HOPE LEVEL: moderate
Anti-IL6 Agents (Tocilizumab, Siltuximab, Sarilumab)
MECHANISM.
- IL-6 activates T cells and macrophages. May be of benefit for patients with cytokine storm.
THE EVIDENCE
- Case series from China (pre-print, non peer-reviewed): clinical improvement with tocilizumab, decreased inflammatory markers and good safety profile. No control-group.
- Clinical trials:
- Regeneron and Sanofi global sarilumab (Kevzara) trial in patients with severe COVID-19. Phase 2/3, adaptive design, randomized, double-blind, placebo-controlled trial (vs. standard of care).
- Phase III Clinical Trial Of tocilizumab (Actemra) In Hospitalized Patients With Severe COVID-19 Pneumonia. Phase 3, randomized, double-blind, placebo-controlled trial (vs. standard of care)

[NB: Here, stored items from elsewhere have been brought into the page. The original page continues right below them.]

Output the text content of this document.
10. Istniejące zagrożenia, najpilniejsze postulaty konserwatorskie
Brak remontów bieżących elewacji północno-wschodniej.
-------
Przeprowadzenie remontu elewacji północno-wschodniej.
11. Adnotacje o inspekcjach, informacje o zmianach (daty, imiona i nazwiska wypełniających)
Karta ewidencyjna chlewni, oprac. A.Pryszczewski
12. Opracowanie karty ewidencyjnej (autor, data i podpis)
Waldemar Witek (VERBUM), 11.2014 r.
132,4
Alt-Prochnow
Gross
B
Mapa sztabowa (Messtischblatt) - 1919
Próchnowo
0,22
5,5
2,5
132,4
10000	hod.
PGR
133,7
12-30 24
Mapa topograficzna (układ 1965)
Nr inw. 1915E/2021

HOPE LEVEL: maybe moderate in patient with cytokine storm
Steroids
THE EVIDENCE
- “Early (replicative phase)” hydrocortisone treatment associated with a higher SARS-CoV-2 plasma viral load.
- Wu et al. found that among patients with ARDS due to SARS-CoV-2, using methylprednisolone correlated with reduced mortality.
- Based on indirect evidence from critically ill patients in general, Surviving Sepsis guidelines weakly recommend steroids for intubated patients with ARDS and elevated C-reactive protein or patients with an independent indication for steroids.
HOPE LEVEL: 0. Use steroids only as indicated for co-existing processes.
Antibiotics
- Rates of bacterial superinfection of COVID19 are low (10-20%), but when present, increase mortality risk. Treat co-infections as per IDSA guidelines. Elevated pro-calcitonin does not substitute clinical judgment.
HOPE LEVEL: 0 unless you are treating known bacterial co-infection (if you choose otherwise, you won’t go to ID heaven)
Convalescent plasma
MECHANISM
- It is possible that convalescent plasma that contains antibodies to SARS-CoV-2 might be effective against the infection (if they are neutralizing antibodies).
THE EVIDENCE
- It may shorten duration or severity of illness.
- Treatment of 5 Critically Ill Patients With COVID-19 With Convalescent Plasma, findings suggests improvement in clinical status
HOPE LEVEL: low-moderate. It may seem intuitive that this would work, but it’s not always the case.
Here are some comprehensive reviews with more detailed information, all written by some phenomenal ID pharmacists:
- COVID-19 Treatment: A Review of Early and Emerging Options, By Erin McCreery, PharmD and Jason Pogue, PharmD
- UNMC COVID-19 Antiviral and Pharmacotherapy Information, by Bryan Alexander, UNMC PharmD and the UNMC Antimicrobial Stewardship Team
- Treatment of Coronavirus Disease 2019 (COVID-19): Investigational Drugs and Other Therapies by Scott J Bergman, UNMC ID PharmD
There are no answers yet. Nevertheless, we are hopeful and always learning. Now more than ever, it is crucial that we stay together, sharing our experiences, and supporting science.